Web Scraping Using an Automated Browser
Sometimes when we scrape the web, we need to automate our computer to open a web browser to gather information from each page. This is especially true when the site we want to scrape has content that is loaded dynamically with javascript.
We will solve this by installing Google Chrome and using a tool called Chromedriver. The former has to be installed manually, but the latter will be handled by a very handy Python package we have already installed (chromedriver-autoinstaller
).
Installing this stuff is operating system specific, hence so are the instructions below.
Mac Users
We need an up to date version of the web browser Google Chrome.
We will install it via Homebrew.
Enter the following into the terminal and hit Return
:
brew install --cask google-chrome
Verify the install:
google-chrome --version
which should yield output similar to:
Google Chrome 103.0.5060.53
Windows and Linux Users
We need an up to date version of Google Chrome and some additional linux packages.
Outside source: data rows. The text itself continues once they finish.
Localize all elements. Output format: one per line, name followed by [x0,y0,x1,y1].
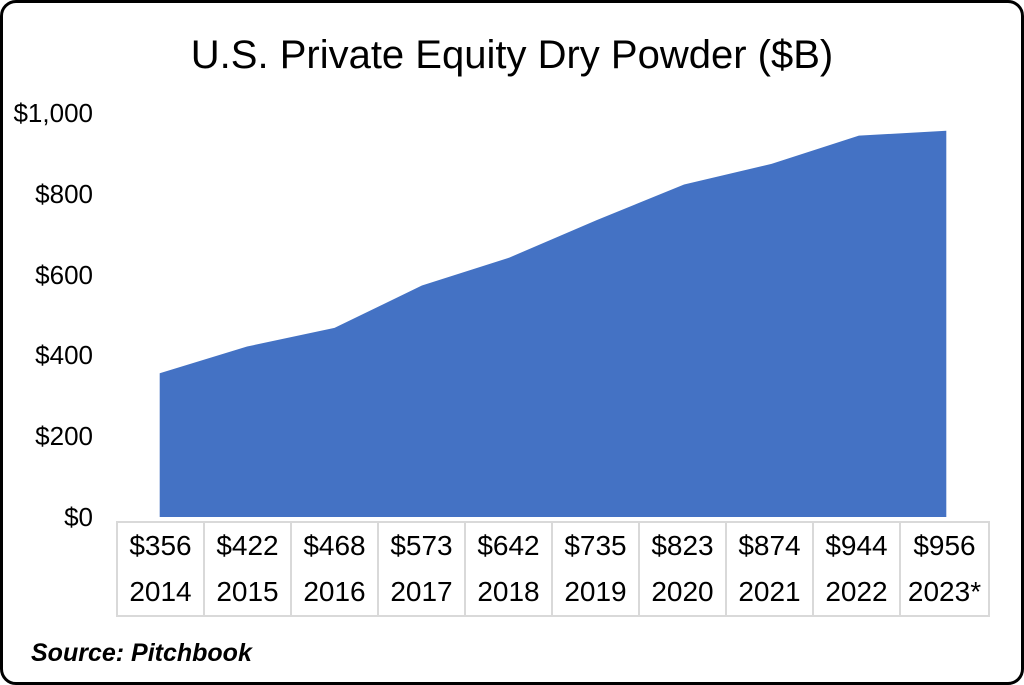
table-column: $642 2018 [466,523,553,615]
y-axis-tick-label: $1,000 [13,98,93,128]
year-cell: 2016 [303,576,366,607]
y-axis-tick-label: $600 [35,259,93,290]
year-cell: 2015 [216,576,279,607]
table-column: $356 2014 [118,523,205,615]
value-cell: $468 [303,530,366,561]
value-cell: $874 [738,530,801,561]
value-cell: $735 [564,530,627,561]
value-cell: $956 [913,530,976,561]
table-column: $422 2015 [205,523,292,615]
value-cell: $642 [477,530,540,561]
area-chart [159,130,947,518]
year-cell: 2018 [477,576,540,607]
y-axis: $1,000 $800 $600 $400 $200 $0 [3,3,93,682]
value-cell: $356 [129,530,192,561]
area-series [159,130,947,518]
value-cell: $573 [390,530,453,561]
year-cell: 2021 [738,576,801,607]
table-column: $956 2023* [901,523,988,615]
value-cell: $823 [651,530,714,561]
source-note: Source: Pitchbook [31,639,252,667]
year-cell: 2019 [564,576,627,607]
value-cell: $944 [825,530,888,561]
table-column: $823 2020 [640,523,727,615]
chart-title: U.S. Private Equity Dry Powder ($B) [190,33,834,77]
y-axis-tick-label: $800 [35,178,93,209]
table-column: $874 2021 [727,523,814,615]
year-cell: 2017 [390,576,453,607]
year-cell: 2023* [907,576,982,607]
data-table: $356 2014 $422 2015 $468 2016 $573 2017 $642 2018… [116,521,990,617]
y-axis-tick-label: $400 [35,340,93,371]
table-column: $573 2017 [379,523,466,615]
table-column: $735 2019 [553,523,640,615]
table-column: $944 2022 [814,523,901,615]
year-cell: 2022 [825,576,888,607]
year-cell: 2020 [651,576,714,607]
y-axis-tick-label: $200 [35,421,93,452]
value-cell: $422 [216,530,279,561]
table-column: $468 2016 [292,523,379,615]
y-axis-tick-label: $0 [64,502,93,532]
year-cell: 2014 [129,576,192,607]
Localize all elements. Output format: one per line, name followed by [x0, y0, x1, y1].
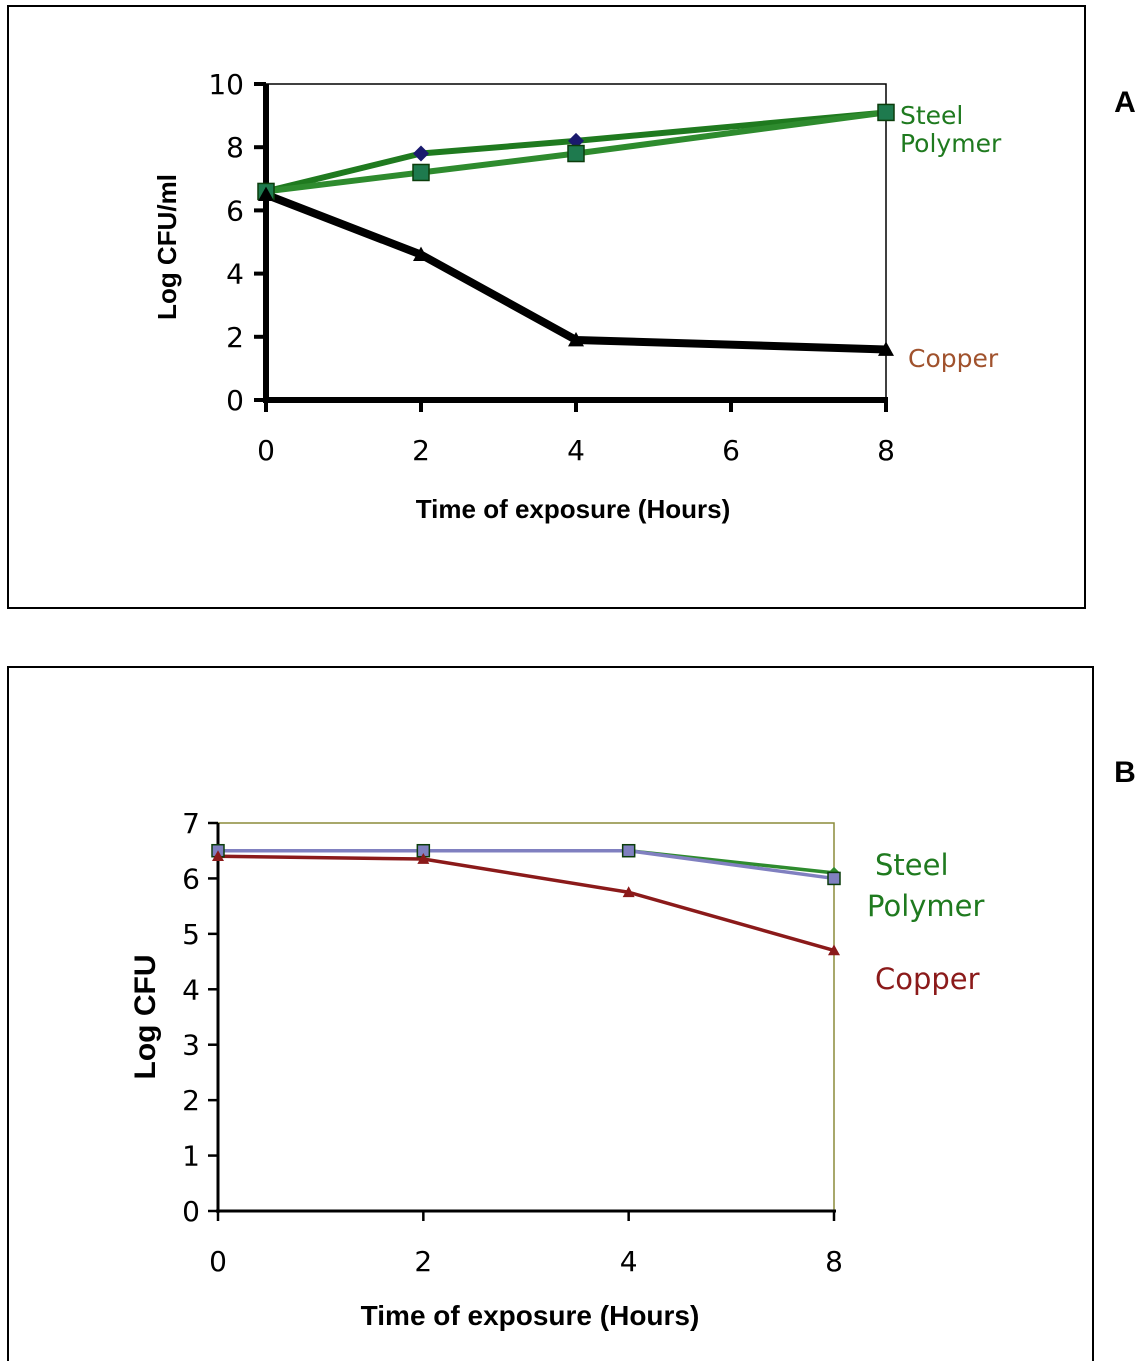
series-label-copper-a: Copper [908, 344, 999, 373]
series-line-steel-b [218, 848, 835, 875]
series-label-polymer-b: Polymer [867, 889, 985, 923]
series-label-steel-b: Steel [875, 848, 949, 882]
y-tick-label-b: 2 [182, 1084, 200, 1117]
ticks-a: 0 2 4 6 8 10 0 2 4 6 8 [208, 68, 895, 467]
y-tick-label-a: 8 [226, 131, 244, 164]
data-point-copper-a [258, 186, 274, 201]
x-axis-title-a: Time of exposure (Hours) [416, 494, 730, 524]
x-tick-label-a: 6 [722, 434, 740, 467]
data-point-copper-b [212, 850, 224, 862]
x-tick-label-a: 4 [567, 434, 585, 467]
y-tick-label-a: 2 [226, 321, 244, 354]
x-tick-label-b: 0 [209, 1245, 227, 1278]
series-markers-b [211, 843, 841, 956]
data-point-copper-b [417, 853, 430, 864]
panel-b: B Log CFU Time of exposure (Hours) 0 1 2 3 4… [7, 666, 1136, 1361]
y-tick-label-a: 0 [226, 384, 244, 417]
plot-area-a [265, 83, 887, 401]
x-tick-label-b: 2 [414, 1245, 432, 1278]
y-tick-label-b: 5 [182, 918, 200, 951]
series-label-copper-b: Copper [875, 962, 980, 996]
data-point-copper-a [878, 341, 894, 356]
data-point-polymer-a [877, 103, 895, 122]
series-label-polymer-a: Polymer [900, 129, 1002, 158]
data-point-copper-a [413, 246, 429, 262]
x-tick-label-b: 8 [825, 1245, 843, 1278]
data-point-copper-a [568, 331, 584, 347]
ticks-b: 0 1 2 3 4 5 6 7 0 2 4 8 [182, 807, 843, 1278]
series-label-steel-a: Steel [900, 101, 963, 130]
plot-area-b [217, 822, 835, 1212]
x-tick-label-a: 2 [412, 434, 430, 467]
y-axis-title-b: Log CFU [129, 955, 162, 1080]
y-tick-label-b: 3 [182, 1029, 200, 1062]
x-tick-label-a: 0 [257, 434, 275, 467]
series-line-steel-a [265, 109, 887, 195]
panel-a-letter: A [1114, 86, 1136, 119]
data-point-steel-a [413, 145, 429, 162]
panel-b-frame [7, 666, 1094, 1361]
series-lines-a [264, 109, 887, 354]
y-axis-title-a: Log CFU/ml [152, 174, 182, 320]
data-point-polymer-b [621, 843, 636, 858]
series-line-polymer-a [265, 109, 887, 195]
series-markers-a [257, 103, 895, 356]
data-point-polymer-b [827, 871, 841, 886]
x-axis-title-b: Time of exposure (Hours) [361, 1300, 700, 1331]
y-tick-label-b: 7 [182, 807, 200, 840]
y-tick-label-b: 4 [182, 973, 200, 1006]
y-tick-label-a: 6 [226, 194, 244, 227]
data-point-polymer-a [412, 163, 430, 182]
data-point-polymer-a [567, 144, 585, 163]
y-tick-label-b: 1 [182, 1140, 200, 1173]
x-tick-label-b: 4 [620, 1245, 638, 1278]
panel-a-frame [7, 5, 1086, 609]
panel-b-letter: B [1114, 756, 1136, 789]
y-tick-label-b: 6 [182, 862, 200, 895]
series-lines-b [217, 848, 835, 953]
y-tick-label-b: 0 [182, 1195, 200, 1228]
y-tick-label-a: 10 [208, 68, 244, 101]
panel-a: A Log CFU/ml Time of exposure (Hours) 0 2… [7, 5, 1136, 609]
data-point-copper-b [622, 886, 635, 898]
y-tick-label-a: 4 [226, 258, 244, 291]
series-line-copper-a [264, 190, 887, 354]
series-line-copper-b [217, 854, 835, 953]
series-line-polymer-b [218, 848, 835, 881]
data-point-copper-b [828, 944, 840, 956]
x-tick-label-a: 8 [877, 434, 895, 467]
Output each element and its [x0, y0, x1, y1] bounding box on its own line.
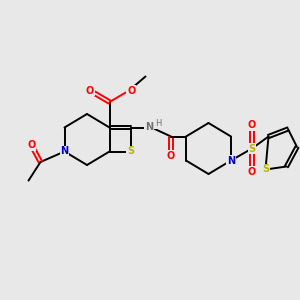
- Text: S: S: [248, 143, 256, 154]
- Text: O: O: [248, 167, 256, 177]
- Text: O: O: [127, 85, 136, 96]
- Text: O: O: [167, 151, 175, 161]
- Text: H: H: [155, 119, 161, 128]
- Text: O: O: [248, 120, 256, 130]
- Text: N: N: [145, 122, 153, 133]
- Text: S: S: [262, 164, 269, 175]
- Text: O: O: [86, 85, 94, 96]
- Text: O: O: [27, 140, 36, 151]
- Text: N: N: [227, 155, 235, 166]
- Text: S: S: [127, 146, 134, 157]
- Text: N: N: [60, 146, 69, 157]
First add the additional linux packages by entering the following into the terminal:
sudo apt-get install libxss1 libappindicator1 libindicator7
Now let's download the latest stable version of Google Chrome using the terminal:
wget https://dl.google.com/linux/direct/google-chrome-stable_current_amd64.deb
And now install it:
sudo dpkg -i google-chrome*.deb
sudo apt-get install -f
Verify the install:
google-chrome --version
which should yield output similar to:
Google Chrome 103.0.5060.53
Additional Steps for Windows 10 Users
We will Google Chrome to be able to "pop out" of our Ubuntu installation so that we can see it visually. Here's how we can make that happen:
Note
Windows 11 can handle GUI apps under WSL by default. This section is only relevant form Windows 10 users.
- Install GWSL on Windows. It's easiest to get it through the Windows Store.
- Install the x11 client inside our Ubuntu installation. Type the following into the terminal:
sudo apt install x11-apps -y
-
Enable display and audio exporting in GWSL
- Start GWSL from the Start menu
- Click on its icon on the taskbar
- Select GWSL distro tools
- Select Display/Audio Auto-exporting
- Restart Ubuntu if prompted
Caution
As you are told by GWSL, you will need to allow GWSL through the firewall both on public and private networks. Be sure to check all boxes when prompted by Windows Firewall. If you miss this step, follow the guide here.
Finally, let's test if these steps worked. Open an Ubuntu terminal, and type
google-chrome
A linuxy looking Google Chrome should open in a new window.